Em entrevista exclusiva ao Observatório do Direito à Comunicação, o publicitário e diretor executivo do Instituto Mídia Étnica diz que é preciso descolonizar os meios de comunicação para resgatar conceitos e valores presentes na cultura negra. De acordo com ele, a estrutura dos meios e seu conteúdo são extremamente nocivos à formação dos jovens e crianças afrodescendentes, pois exercem forte influência na forma de viver e ver o mundo. “A tendência é negar sua própria identidade”, afirma. Para o ativista, as reflexões sobre racismo devem necessariamente pautar a concepção de TV pública no país: “É tolerável que uma TV comercial não represente o negro, mas é inaceitável que uma TV pública, que se propõe a dar voz aos diversos segmentos da sociedade, faça a mesma coisa”.

Observatório do Direito à Comunicação – O Brasil é famoso por sua diversidade, inclusive racial. Essa diversidade tem vez na televisão?

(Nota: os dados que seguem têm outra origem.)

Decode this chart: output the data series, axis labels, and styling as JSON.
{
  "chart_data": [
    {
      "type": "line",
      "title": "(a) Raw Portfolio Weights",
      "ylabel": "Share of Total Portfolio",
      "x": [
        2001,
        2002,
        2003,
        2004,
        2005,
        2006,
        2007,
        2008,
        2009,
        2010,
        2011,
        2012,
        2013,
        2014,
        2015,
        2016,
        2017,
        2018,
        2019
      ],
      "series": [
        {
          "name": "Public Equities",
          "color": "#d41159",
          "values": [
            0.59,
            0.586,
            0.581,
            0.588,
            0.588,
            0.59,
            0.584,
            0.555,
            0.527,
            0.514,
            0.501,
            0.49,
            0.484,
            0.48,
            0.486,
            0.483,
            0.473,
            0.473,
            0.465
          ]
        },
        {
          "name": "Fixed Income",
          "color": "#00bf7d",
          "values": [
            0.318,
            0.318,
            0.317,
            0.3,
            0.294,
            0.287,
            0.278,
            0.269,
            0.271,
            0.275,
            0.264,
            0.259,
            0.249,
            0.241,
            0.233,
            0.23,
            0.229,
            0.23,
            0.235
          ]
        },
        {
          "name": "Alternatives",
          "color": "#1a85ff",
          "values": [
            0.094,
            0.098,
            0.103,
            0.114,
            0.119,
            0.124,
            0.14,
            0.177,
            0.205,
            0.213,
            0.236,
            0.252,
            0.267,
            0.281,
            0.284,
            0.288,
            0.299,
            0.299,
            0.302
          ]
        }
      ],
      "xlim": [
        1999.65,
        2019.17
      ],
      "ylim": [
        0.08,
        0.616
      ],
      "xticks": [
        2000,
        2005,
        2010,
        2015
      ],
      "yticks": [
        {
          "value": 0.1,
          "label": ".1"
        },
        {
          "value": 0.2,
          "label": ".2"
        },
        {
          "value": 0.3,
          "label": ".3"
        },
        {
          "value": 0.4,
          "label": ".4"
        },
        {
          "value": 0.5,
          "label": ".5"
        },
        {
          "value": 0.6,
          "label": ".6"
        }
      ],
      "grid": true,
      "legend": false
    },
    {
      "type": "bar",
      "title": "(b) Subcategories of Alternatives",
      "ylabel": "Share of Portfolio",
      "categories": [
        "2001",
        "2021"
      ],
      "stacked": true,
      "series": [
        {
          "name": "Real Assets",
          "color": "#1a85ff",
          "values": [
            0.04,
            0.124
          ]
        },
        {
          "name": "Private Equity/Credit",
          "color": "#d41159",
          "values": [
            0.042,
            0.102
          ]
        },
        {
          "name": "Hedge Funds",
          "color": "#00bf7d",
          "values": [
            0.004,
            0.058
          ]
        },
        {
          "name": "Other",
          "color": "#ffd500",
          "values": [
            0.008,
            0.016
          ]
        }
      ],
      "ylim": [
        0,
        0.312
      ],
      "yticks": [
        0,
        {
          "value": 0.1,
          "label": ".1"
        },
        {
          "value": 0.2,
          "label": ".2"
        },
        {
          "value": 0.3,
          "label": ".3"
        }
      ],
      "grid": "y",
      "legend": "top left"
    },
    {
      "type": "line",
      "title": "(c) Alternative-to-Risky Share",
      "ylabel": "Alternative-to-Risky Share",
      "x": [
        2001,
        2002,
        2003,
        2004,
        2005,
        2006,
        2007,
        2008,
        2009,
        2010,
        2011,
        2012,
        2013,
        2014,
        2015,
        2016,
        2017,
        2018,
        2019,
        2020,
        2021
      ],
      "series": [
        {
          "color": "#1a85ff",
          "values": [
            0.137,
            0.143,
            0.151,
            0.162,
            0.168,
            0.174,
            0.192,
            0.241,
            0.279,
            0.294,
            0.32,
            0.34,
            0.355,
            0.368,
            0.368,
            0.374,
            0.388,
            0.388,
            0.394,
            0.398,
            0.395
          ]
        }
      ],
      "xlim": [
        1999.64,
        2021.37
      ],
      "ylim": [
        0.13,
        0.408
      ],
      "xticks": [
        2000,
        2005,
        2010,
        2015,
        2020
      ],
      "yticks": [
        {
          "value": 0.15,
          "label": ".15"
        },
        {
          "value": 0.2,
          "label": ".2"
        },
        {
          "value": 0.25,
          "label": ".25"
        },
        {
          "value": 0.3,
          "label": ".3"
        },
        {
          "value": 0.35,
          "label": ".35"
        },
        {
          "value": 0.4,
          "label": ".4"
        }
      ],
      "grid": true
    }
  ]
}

Paulo Rogério Nenes – Esta diversidade não é representada na televisão porque ainda se valoriza na TV, como em várias esferas da sociedade brasileira, a matriz européia de pensamento e comportamento. Negros e indígenas não são representados de maneira digna na TV: ou são representados de maneira estereotipada ou não aparecem. Na verdade, o Brasil tem como uma de suas principais características a sua diversidade cultural e as diversas contribuições dos povos, mas a TV não representa estes grupos. Isso parte da ideologia que fez com que políticas públicas do Estado brasileiro e toda concepção dentro da escola, das universidades e nos meios de comunicação valorizassem e privilegiassem esta matriz européia. É a matriz do colonizador. E o Brasil é quem perde com esta história toda porque não se conhece. Ao valorizar apenas uma vertente étnica e racial nos meios de comunicação e nas outras esferas da vida, perde a chance de entender as outras contribuições trazidas pelos africanos e daqueles que já estavam aqui, como os indígenas. Isso é grave porque causa uma falsa imagem do país. O professor Hélio Santos (economista da USP) sempre diz que a TV da Dinamarca e da Europa em geral têm mais negros que a do Brasil. Nosso país não pratica a diversidade, e as instituições, como a escola, a igreja ou os meios de comunicação, cometem este racismo institucionalizado por privilegiar um determinado tipo étnico e um padrão de beleza, de comportamento, de vida.

ODC – O racismo que ainda existe no Brasil tem sua face televisiva?

Claro. Pra fazer uma reflexão, vamos lembrar quem era Mussum? Um homem negro ébrio, estereótipo do negro maltrapilho, vagabundo, sem perspectiva. Em vários momentos da teledramaturgia e em outras produções da TV brasileira, há uma carga muito grande de estereótipos e preconceitos. Há uma ação deliberada para, além de sub-representar, colocar os negros e negras em patamar de desigualdade, de inferioridade. E isso é prejudicial para quem assiste. Para o jovem negro ou para a criança que está formando sua identidade isso é extremamente nocivo, pois exerce forte influência na forma de viver e ver o mundo. Por isso, se não atacarmos o racismo nesta esfera da produção, ele vai continuar sendo reproduzido em larga escala. É desproporcional termos tantas organizações e pessoas que falam em desigualdade racial pelo país e a TV reafirmar valores racistas.

ODC – Onde ele (o racismo) se manifesta de forma mais evidente?

Não é possível qualificar onde acontece mais fortemente. Há uma questão institucionalizada de sub-representação da personagem negra. Pesquisas recentes mostram que as televisões têm apenas 5,5% de apresentadores e profissionais que aparecem no vídeo que são negros. Há também a ausência da discussão sobre a cultura negra.

Adaptado de: http://www.intervozes.org.br/direitoacomunicacao/?p=18487

Com base na leitura dos textos motivadores e nos conhecimentos construídos ao longo de sua formação, redija um texto dissertativo-argumentativo, em modalidade escrita formal da língua portuguesa, sobre o tema a representação do negro na televisão brasileira.